It’s Getting Harder to Pretend the Earth Isn’t Flying Around

"Nine," a flash fiction series by Scott Garson

time lapse of train

It’s Getting Harder to Pretend the Earth Isn’t Flying Around

1.  FACE

A man in an empty parking lot took pictures of our train as it passed. He made use of a tripod. Its shadow and his were a vanishing math on the pavement below. For a second I might have known anything at all about what it was like to live in his life. Then it was not that way. I saw vertical brick. I saw letters of words.


The man in off-white, painted in oil, hung in a room in that library. His name was engraved in a plate on the frame, along with his period of life. Certain kids felt that reading the plate would give them the power to study the man and laugh at his candid gravity. These kids were lost. We knew to avoid the man, and his room, and that building entirely.


I met with the meaning consultant for twenty minutes, which I could afford. I said she should probably charge more for her service, so people would enter less doubtful. “What’s the problem with doubt?” she asked. “Really?” I said. She studied me for a time. “Let me ask you this,” she said. But asked nothing. It began to get harder for me to act like the earth was not flying around, and with it our chairs, the floral arrangement, the paintings, the Tiffany lamp.


The ghost of Hollywood Boulevard forgets who she’s supposed to be. She elongates, spins. Maybe she was an athlete in life, a dancer, canting her way through the crowds without touching, like she was a child, like it was a game she could play in her mind.

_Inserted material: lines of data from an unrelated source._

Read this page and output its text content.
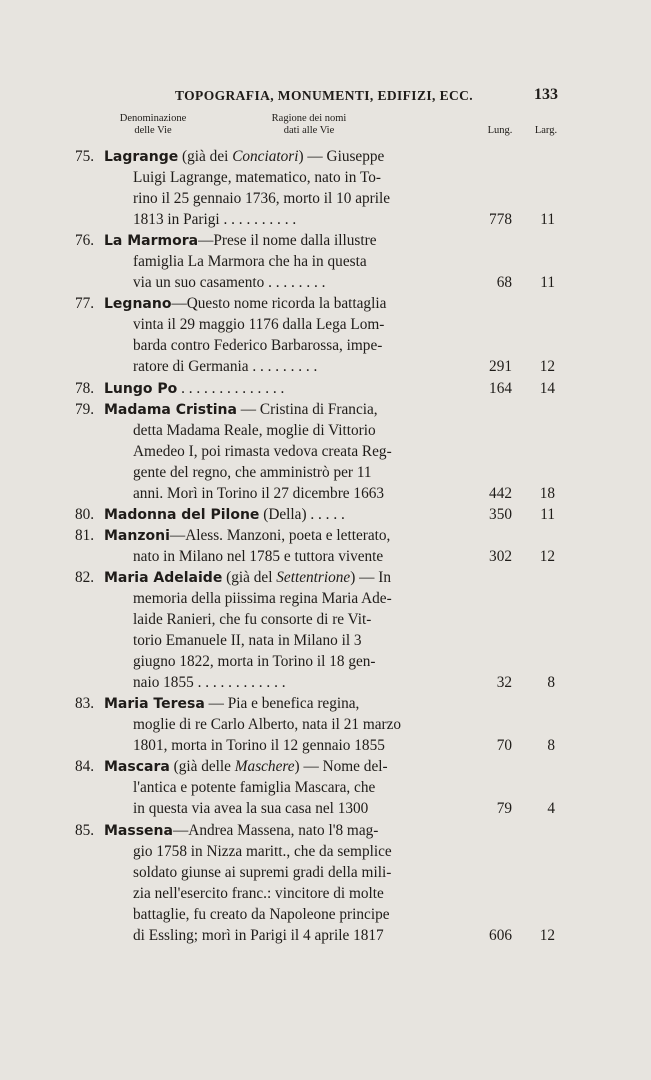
TOPOGRAFIA, MONUMENTI, EDIFIZI, ECC.	133
Denominazione
delle Vie
Ragione dei nomi
dati alle Vie	Lung.	Larg.
75. Lagrange (già dei Conciatori) — Giuseppe
Luigi Lagrange, matematico, nato in To-
rino il 25 gennaio 1736, morto il 10 aprile
1813 in Parigi . . . . . . . . . .	778 11
76. La Marmora—Prese il nome dalla illustre
famiglia La Marmora che ha in questa
via un suo casamento . . . . . . . .	68 11
77. Legnano—Questo nome ricorda la battaglia
vinta il 29 maggio 1176 dalla Lega Lom-
barda contro Federico Barbarossa, impe-
ratore di Germania . . . . . . . . .	291 12
78. Lungo Po . . . . . . . . . . . . . .	164 14
79. Madama Cristina — Cristina di Francia,
detta Madama Reale, moglie di Vittorio
Amedeo I, poi rimasta vedova creata Reg-
gente del regno, che amministrò per 11
anni. Morì in Torino il 27 dicembre 1663	442 18
80. Madonna del Pilone (Della) . . . . .	350 11
81. Manzoni—Aless. Manzoni, poeta e letterato,
nato in Milano nel 1785 e tuttora vivente	302 12
82. Maria Adelaide (già del Settentrione) — In
memoria della piissima regina Maria Ade-
laide Ranieri, che fu consorte di re Vit-
torio Emanuele II, nata in Milano il 3
giugno 1822, morta in Torino il 18 gen-
naio 1855 . . . . . . . . . . . .	32 8
83. Maria Teresa — Pia e benefica regina,
moglie di re Carlo Alberto, nata il 21 marzo
1801, morta in Torino il 12 gennaio 1855	70 8
84. Mascara (già delle Maschere) — Nome del-
l'antica e potente famiglia Mascara, che
in questa via avea la sua casa nel 1300	79 4
85. Massena—Andrea Massena, nato l'8 mag-
gio 1758 in Nizza maritt., che da semplice
soldato giunse ai supremi gradi della mili-
zia nell'esercito franc.: vincitore di molte
battaglie, fu creato da Napoleone principe
di Essling; morì in Parigi il 4 aprile 1817	606 12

Maybe she hustled tourist groups, like this kid in the sagging Spider-Man clothes, crouching to smooth the cloth of the pocketed dollars he has acquired.


Bikers in leather appeared and filled the street with roar and glare. I asked my elderly mother if she wanted to wait it out. “All I do is wait,” she replied. I narrowed my eyes at this information. I wheeled her back into the day. “Afternoon, ma’am,” one biker said. They parted for her, Bible-style. “I paint horses on cigarette boxes,” another explained, handing her one. My elderly mother leaned toward the man, who bent so he could hear. She vouched for the toasted tuna melt at the café we had just been to.


You can’t tell people what they don’t want to hear. Try and they’ll make it all about you. They’ll say (without saying, because silence is power), Why do you care so much, anyway? What do you need me to think about you? I don’t care, I’ll say then. I’m not even here. Look through me. Look through everything. S.I.P., you know what I mean? No? That’s shop in peace.


Many years ago, I got lost in north Lake Tahoe. In the pines. Which pointed every way at once, without investment. This way. This. A particle light in the reach of the needles. This way here. Like it was some game. But I could not play, knowing neither the object nor the rules.


You don’t need to be that good at math to see how storing all of the off-shoot realities would become a problem. There was not enough space. Even though there was much more space than anyone could comprehend. It affected the program. Our ignorance was compromised. We had visions: something like a hand, and something like a kill switch.  


I took a seat next to a talkative man, a tenor who put out architectures of grammar like it was his job. I wanted to pay him. The sound of his voice in my head was this endless fucked-up audio book I could populate with my own dreams, of—I don’t know, phantoms, and airborne contortionists, monkeys hanging out on clouds, throwing down pennies and seeds.